This patch changes the behaviour of the UTF-16 codec family. Only the
UTF-16 codec will now interpret and remove a *leading* BOM mark. Sub-
sequent BOM characters are no longer interpreted and removed.
UTF-16-LE and -BE pass through all BOM mark characters.

These changes should get the UTF-16 codec more in line with what
the Unicode FAQ recommends w/r to BOM marks.

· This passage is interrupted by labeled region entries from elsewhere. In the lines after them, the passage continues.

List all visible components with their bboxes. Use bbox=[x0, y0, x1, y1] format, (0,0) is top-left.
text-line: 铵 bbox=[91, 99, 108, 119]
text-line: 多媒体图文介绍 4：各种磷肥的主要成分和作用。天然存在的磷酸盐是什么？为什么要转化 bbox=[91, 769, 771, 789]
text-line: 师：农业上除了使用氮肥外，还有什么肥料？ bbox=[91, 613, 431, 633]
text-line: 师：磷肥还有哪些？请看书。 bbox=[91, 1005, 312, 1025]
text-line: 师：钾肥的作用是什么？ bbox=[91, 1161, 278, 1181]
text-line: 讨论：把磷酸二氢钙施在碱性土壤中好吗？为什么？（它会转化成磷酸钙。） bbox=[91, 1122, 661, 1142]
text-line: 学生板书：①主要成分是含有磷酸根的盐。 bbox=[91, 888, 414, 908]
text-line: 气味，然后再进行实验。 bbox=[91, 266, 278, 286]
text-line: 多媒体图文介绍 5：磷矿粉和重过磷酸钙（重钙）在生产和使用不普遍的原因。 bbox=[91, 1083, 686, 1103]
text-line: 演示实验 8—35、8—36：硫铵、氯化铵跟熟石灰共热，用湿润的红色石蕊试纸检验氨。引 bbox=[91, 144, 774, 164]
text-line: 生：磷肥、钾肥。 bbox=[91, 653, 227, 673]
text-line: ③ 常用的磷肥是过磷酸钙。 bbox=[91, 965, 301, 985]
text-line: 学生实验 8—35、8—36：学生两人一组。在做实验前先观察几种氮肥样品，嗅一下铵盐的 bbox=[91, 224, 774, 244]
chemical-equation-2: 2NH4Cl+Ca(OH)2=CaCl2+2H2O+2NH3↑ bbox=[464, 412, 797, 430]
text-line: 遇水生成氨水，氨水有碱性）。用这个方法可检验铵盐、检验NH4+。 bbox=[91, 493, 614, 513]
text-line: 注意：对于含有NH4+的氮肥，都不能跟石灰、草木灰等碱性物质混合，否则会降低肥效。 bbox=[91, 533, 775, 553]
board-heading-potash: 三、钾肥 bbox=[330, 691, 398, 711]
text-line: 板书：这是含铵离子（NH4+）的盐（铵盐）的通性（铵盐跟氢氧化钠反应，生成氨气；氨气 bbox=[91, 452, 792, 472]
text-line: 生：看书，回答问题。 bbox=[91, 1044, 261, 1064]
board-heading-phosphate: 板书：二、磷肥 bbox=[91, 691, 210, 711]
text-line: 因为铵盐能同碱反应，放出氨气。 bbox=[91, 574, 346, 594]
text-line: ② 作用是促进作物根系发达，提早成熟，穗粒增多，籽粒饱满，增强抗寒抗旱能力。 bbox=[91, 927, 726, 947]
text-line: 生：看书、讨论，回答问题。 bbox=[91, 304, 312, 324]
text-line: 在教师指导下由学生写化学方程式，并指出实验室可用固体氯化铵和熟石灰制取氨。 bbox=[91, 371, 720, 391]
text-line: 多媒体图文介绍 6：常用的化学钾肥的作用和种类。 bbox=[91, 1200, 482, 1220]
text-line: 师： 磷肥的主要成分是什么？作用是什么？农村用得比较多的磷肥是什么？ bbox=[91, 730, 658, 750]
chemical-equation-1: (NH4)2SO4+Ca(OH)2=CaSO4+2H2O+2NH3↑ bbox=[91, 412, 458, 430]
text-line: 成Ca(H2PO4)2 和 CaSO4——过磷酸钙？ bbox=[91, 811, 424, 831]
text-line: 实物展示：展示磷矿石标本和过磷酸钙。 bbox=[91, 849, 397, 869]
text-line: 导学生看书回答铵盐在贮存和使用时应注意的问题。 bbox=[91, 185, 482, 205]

diff --git a/Objects/unicodeobject.c b/Objects/unicodeobject.c
index 475215c..d55e2a7 100644
--- a/Objects/unicodeobject.c
+++ b/Objects/unicodeobject.c
@@ -1001,31 +1001,39 @@
     if (byteorder)
 	bo = *byteorder;
 
+    /* Check for BOM marks (U+FEFF) in the input and adjust current
+       byte order setting accordingly. In native mode, the leading BOM
+       mark is skipped, in all other modes, it is copied to the output
+       stream as-is (giving a ZWNBSP character). */
+    if (bo == 0) {
+#ifdef BYTEORDER_IS_LITTLE_ENDIAN
+	if (*q == 0xFEFF) {
+	    q++;
+	    bo = -1;
+	} else if (*q == 0xFFFE) {
+	    q++;
+	    bo = 1;
+	}
+#else    
+	if (*q == 0xFEFF) {
+	    q++;
+	    bo = 1;
+	} else if (*q == 0xFFFE) {
+	    q++;
+	    bo = -1;
+	}
+#endif
+    }
+    
     while (q < e) {
 	register Py_UNICODE ch = *q++;
 
-	/* Check for BOM marks (U+FEFF) in the input and adjust
-	   current byte order setting accordingly. Swap input
-	   bytes if needed. (This assumes sizeof(Py_UNICODE) == 2
-	   !) */
+	/* Swap input bytes if needed. (This assumes
+	   sizeof(Py_UNICODE) == 2 !) */
 #ifdef BYTEORDER_IS_LITTLE_ENDIAN
-	if (ch == 0xFEFF) {
-	    bo = -1;
-	    continue;
-	} else if (ch == 0xFFFE) {
-	    bo = 1;
-	    continue;
-	}
 	if (bo == 1)
 	    ch = (ch >> 8) | (ch << 8);
 #else    
-	if (ch == 0xFEFF) {
-	    bo = 1;
-	    continue;
-	} else if (ch == 0xFFFE) {
-	    bo = -1;
-	    continue;
-	}
 	if (bo == -1)
 	    ch = (ch >> 8) | (ch << 8);
 #endif